Книга: Книга о бамбуке
Назад: XL
Дальше: XLII

XLI

После первоначальной растерянности ко мне вернулось спокойствие.
Прежде всего я был послушником, который отправился в свое первое паломничество. Это означало, что паломничество следовало совершить. Разве неожиданная встреча с прошлым не была частью испытаний, ожидавших меня? Если она и должна была что-то изменить, не находился ли я в наилучшем из возможных положений, чтобы хорошенько все обдумать?
Возвращение Сензаки не могло быть лишь дерзостью. Беглец должен был быть в чем-то уверен, чтобы вернуться в свою страну. Я помню, как твердо он держался на суде, с какой убежденностью утверждал, что невиновен, но при этом не желал помочь себе и раскрыть детали убийства сёгуна. Последующие события показали, что все были уверены в моей смерти в столице во время пожара. Если б Сензаки был моим врагом, разве не мог он тотчас после моего исчезновения возвратиться на родину и склониться перед новым государем? Очевидно, есть причина тому, почему он этого не сделал! И вот теперь он здесь, под другим именем и с новой внешностью!
Я не мог не признаться себе — его поведение, которое я не мог забыть, и его поступки говорили о том, что это исключительный человек.
Я направился в село. Мысли настолько захватили меня, что я даже не заметил, как наступил вечер. Я бродил среди деревенских домов без определенной цели, пока не оказался перед дверью, которая была мне хорошо знакома. Без малейших колебаний я постучался. Мне открыла та самая женщина, от которой я получил столь важный удар по голове. На сей раз, не показывая, что узнает меня, она спокойно ждала, что я ей скажу.
— Я Цао из Дабу-дзи. Я отправился в паломничество, а вечер застал меня в пути. Не позволишь ли мне переночевать у тебя в хлеву?
Она смотрела ничего не выражающим взглядом. Потом повернулась и исчезла в дверном проеме. Вскоре появилась с циновкой и покрывалом в руках.
— Это тебе!
И опять исчезла.
Пришел ли я к ее дому исключительно из любопытства? Или из благодарности? Скорее, второе.
Вонь в хлеву задушила всякий возможный голод. Но та же вонь наполняла помещение теплом. Я лежал без малейшего желания прочитать какую-нибудь сутру.

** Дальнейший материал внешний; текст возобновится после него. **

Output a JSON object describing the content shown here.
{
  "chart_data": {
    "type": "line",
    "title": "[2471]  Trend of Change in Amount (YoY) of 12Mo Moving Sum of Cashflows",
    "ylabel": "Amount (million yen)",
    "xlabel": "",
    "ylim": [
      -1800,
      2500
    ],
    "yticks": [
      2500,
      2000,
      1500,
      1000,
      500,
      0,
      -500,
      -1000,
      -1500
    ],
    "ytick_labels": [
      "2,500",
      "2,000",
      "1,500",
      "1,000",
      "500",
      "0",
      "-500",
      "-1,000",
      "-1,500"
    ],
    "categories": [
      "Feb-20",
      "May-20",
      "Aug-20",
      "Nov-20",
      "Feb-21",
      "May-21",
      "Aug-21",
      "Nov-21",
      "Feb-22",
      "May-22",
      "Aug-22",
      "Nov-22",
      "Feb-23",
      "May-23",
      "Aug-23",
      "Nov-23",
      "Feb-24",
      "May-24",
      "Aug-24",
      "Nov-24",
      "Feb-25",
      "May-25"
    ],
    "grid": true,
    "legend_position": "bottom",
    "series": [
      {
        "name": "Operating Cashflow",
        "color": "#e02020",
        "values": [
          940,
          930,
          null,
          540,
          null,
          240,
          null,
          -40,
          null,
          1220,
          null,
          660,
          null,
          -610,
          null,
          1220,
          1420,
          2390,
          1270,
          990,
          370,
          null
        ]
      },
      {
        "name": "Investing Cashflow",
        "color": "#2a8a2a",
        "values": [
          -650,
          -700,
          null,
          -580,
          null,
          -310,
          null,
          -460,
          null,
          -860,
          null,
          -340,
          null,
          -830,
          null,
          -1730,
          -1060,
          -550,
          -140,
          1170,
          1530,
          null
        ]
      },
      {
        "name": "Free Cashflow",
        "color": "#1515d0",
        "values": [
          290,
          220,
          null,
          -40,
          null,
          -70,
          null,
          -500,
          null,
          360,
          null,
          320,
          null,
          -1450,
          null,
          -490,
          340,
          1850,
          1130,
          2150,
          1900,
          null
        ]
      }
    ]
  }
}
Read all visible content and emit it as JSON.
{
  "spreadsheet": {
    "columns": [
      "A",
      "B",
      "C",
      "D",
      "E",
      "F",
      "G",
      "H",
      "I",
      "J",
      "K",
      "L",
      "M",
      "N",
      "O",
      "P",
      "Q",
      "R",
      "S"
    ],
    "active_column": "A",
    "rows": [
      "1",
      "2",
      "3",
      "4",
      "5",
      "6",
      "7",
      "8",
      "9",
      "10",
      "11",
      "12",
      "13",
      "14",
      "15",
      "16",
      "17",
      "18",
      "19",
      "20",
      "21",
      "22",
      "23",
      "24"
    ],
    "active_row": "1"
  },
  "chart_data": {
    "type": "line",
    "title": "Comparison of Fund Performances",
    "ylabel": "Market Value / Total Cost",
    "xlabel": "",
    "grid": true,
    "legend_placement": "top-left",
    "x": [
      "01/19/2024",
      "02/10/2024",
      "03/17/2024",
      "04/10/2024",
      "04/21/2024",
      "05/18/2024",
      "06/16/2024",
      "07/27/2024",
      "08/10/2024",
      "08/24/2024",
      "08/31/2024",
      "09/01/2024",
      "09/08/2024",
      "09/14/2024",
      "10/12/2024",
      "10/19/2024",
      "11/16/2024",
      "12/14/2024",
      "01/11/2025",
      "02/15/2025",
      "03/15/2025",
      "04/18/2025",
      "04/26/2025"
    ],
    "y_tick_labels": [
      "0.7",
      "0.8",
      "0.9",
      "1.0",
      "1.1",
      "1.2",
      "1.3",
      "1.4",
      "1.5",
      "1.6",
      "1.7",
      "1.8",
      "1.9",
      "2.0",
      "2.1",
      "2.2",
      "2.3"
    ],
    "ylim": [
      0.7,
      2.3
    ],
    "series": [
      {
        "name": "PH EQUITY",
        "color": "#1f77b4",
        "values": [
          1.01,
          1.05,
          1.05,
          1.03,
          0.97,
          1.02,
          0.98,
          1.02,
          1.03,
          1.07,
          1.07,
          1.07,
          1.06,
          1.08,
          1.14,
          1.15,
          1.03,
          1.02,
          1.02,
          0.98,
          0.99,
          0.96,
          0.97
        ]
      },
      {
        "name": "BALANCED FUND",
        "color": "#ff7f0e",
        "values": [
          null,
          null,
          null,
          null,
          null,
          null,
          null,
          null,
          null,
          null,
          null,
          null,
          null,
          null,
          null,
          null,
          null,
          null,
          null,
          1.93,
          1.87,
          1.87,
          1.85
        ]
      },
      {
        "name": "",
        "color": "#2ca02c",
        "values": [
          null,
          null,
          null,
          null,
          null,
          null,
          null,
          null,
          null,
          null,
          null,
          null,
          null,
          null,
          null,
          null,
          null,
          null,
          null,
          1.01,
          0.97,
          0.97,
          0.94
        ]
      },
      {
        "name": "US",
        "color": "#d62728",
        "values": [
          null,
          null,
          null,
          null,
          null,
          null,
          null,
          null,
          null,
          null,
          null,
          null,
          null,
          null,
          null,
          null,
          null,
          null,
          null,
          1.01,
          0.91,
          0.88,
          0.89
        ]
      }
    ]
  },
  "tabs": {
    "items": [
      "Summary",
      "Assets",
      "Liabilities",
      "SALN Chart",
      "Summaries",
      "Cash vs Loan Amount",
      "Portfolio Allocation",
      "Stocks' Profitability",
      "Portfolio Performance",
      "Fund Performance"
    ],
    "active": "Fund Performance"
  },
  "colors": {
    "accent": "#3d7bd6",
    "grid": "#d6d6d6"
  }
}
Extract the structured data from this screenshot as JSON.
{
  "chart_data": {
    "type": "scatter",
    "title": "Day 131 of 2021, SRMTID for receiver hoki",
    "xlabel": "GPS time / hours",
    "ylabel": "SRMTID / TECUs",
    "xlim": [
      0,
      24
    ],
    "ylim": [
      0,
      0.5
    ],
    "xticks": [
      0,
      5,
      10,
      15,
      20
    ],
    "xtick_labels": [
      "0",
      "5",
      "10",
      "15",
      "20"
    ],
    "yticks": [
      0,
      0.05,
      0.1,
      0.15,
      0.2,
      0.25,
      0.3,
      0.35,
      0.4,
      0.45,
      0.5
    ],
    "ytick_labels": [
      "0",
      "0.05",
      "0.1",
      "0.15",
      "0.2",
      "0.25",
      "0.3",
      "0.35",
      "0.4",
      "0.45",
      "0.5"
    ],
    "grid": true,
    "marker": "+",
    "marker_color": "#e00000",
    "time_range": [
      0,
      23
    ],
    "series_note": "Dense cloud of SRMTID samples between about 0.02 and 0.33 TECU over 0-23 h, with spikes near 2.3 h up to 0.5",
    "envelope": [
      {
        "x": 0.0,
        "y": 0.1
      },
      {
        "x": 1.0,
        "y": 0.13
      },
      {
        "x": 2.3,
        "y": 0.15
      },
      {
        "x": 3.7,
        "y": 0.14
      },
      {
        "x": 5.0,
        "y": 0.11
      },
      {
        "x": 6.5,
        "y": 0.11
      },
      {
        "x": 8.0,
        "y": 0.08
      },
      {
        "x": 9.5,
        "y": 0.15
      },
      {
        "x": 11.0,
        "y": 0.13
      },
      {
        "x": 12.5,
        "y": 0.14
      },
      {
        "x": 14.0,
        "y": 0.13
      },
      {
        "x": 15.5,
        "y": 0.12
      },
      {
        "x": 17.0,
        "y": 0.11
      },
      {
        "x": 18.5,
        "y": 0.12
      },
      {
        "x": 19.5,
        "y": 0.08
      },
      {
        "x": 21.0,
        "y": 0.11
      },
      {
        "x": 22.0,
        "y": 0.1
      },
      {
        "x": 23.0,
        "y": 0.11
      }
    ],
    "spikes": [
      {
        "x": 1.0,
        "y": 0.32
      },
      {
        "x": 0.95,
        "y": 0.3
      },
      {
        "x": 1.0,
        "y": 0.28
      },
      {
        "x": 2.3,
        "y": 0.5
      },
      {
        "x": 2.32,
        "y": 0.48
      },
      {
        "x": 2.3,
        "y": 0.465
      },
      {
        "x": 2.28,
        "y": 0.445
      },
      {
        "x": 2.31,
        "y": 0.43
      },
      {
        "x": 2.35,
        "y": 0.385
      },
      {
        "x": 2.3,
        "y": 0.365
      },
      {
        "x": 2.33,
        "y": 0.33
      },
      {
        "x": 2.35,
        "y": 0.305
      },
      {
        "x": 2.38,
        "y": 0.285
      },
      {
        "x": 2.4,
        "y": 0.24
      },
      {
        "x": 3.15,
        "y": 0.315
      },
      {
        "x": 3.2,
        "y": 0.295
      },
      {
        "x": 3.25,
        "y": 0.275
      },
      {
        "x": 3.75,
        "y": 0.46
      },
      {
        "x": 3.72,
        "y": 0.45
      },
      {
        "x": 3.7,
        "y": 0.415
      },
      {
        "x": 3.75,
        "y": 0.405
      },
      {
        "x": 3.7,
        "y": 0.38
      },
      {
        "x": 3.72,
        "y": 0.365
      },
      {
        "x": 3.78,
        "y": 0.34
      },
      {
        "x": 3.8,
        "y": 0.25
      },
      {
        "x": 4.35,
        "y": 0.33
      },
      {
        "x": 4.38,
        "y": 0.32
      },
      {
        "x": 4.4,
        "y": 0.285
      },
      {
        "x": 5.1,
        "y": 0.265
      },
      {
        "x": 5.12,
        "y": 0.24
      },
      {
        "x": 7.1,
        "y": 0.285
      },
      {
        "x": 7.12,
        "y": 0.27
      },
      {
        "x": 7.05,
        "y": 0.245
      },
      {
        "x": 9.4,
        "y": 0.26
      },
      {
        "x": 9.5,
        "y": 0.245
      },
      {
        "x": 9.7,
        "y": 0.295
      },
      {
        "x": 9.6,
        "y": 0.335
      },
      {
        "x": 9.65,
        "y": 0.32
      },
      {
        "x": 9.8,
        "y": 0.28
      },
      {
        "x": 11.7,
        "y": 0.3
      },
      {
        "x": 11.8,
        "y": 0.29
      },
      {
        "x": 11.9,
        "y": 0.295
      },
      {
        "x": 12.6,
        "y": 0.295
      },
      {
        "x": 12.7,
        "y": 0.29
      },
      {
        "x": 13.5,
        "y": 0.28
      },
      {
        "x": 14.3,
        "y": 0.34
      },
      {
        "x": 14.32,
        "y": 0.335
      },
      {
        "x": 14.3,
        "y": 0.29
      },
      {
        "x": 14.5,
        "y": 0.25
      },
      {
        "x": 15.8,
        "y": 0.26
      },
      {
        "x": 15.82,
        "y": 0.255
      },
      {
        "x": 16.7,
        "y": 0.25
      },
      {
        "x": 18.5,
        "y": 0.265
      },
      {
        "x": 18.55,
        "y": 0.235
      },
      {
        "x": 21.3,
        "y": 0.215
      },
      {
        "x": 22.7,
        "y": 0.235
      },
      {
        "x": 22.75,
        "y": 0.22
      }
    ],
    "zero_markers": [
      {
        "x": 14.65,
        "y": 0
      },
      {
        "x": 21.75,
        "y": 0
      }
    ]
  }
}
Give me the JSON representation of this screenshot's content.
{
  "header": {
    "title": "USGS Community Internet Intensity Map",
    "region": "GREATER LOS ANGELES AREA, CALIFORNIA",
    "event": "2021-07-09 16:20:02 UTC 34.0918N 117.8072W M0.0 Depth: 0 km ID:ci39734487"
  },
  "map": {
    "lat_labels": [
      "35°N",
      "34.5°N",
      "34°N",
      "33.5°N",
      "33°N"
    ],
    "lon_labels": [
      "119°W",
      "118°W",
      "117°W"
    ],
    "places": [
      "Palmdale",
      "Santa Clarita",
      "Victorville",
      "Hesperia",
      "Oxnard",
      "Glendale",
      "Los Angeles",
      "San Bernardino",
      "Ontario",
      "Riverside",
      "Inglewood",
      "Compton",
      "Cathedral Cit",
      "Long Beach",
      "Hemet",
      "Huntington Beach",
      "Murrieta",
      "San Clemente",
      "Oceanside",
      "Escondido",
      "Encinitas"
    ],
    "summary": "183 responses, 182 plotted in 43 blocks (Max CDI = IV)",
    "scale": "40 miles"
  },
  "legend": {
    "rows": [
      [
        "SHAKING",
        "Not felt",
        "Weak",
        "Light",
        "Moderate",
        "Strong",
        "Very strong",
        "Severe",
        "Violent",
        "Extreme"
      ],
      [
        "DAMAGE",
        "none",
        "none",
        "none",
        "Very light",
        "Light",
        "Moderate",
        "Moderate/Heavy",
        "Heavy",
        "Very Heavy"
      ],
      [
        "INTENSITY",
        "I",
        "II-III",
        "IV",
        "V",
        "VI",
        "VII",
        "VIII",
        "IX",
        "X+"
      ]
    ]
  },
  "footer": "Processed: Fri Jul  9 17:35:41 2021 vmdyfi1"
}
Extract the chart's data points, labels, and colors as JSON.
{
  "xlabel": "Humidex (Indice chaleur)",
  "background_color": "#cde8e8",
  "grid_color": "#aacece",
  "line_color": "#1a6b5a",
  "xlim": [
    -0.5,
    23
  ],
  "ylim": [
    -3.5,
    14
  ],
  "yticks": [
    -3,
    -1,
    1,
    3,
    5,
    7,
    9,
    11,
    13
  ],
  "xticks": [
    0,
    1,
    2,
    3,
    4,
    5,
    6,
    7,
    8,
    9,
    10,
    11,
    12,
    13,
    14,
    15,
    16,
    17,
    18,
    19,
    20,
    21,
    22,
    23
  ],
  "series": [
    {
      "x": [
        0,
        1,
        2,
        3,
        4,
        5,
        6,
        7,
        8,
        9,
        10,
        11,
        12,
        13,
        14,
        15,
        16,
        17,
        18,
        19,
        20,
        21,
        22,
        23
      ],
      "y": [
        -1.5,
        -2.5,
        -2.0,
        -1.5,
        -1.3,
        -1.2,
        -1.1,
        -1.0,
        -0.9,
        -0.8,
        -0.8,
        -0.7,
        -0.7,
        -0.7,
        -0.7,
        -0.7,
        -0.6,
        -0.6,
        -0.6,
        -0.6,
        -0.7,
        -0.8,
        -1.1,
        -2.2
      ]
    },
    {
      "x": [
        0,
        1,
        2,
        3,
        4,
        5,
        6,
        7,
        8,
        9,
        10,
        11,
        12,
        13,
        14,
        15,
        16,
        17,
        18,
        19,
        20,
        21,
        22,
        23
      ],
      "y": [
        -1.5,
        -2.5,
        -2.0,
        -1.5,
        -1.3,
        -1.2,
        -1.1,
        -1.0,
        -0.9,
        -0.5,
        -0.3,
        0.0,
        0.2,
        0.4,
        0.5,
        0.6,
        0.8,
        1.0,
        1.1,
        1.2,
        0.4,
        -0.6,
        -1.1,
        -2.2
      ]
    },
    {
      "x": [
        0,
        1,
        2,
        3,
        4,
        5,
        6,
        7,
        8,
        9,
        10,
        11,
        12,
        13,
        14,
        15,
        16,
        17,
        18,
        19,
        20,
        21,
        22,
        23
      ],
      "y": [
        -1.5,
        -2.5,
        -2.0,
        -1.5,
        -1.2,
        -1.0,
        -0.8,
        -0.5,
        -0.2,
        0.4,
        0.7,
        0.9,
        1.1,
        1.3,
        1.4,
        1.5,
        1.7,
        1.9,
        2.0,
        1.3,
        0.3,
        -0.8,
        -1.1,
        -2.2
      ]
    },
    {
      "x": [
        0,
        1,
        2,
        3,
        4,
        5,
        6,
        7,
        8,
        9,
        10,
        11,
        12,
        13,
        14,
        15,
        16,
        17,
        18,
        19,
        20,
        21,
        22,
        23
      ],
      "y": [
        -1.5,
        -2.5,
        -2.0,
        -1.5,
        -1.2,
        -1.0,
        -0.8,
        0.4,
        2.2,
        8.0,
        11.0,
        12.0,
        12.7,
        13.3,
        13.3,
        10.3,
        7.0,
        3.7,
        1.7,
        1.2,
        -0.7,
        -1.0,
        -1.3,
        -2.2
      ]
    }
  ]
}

Отправляясь в путь, я решил, что мое паломничество будет избавлено от каких бы то ни было церемоний и обязанностей, предписываемых уставом. Я хотел быть обычным человеком. Опыт, полученный в монастыре, следовало применять так, чтобы он проявлялся в самой свободной форме, без малейшей заученности. Я считал испытания проверкой того, что было во мне настоящим, а не наносным. Значит, поступки — случайные или намеренные — должны были быть прежде всего моими.
Первое, что я ощутил, когда проснулся — свежий воздух. Скотину вывели. Около меня стояла миска с рисом. Должно быть, я спал дольше, чем обычно, поскольку с улицы доносились веселые голоса играющих детей. Когда я открыл дверь, меня ослепила белизна солнечного утра. Я устроился поудобнее и с наслаждением поел. Это было мое первое идиллическое утро вне стен монастыря. Ощущение было приятным.
Я отправился к хозяйке, чтобы поблагодарить ее. Открыв дверь, она выслушала все, что я ей хотел сказать, а затем с молниеносной быстротой ударила меня палкой по голове. Я рухнул на землю. Последним, что я слышал, был скрип двери. Хоть я и был совершенно ошеломлен, мне удалось сразу же подняться и двинуться туда, куда меня понесли ноги. На этот раз я не пытался повторно объяснить ей свои добрые намерения. Я получил урок, который заслужил. Она действительно не хотела от меня никакой благодарности.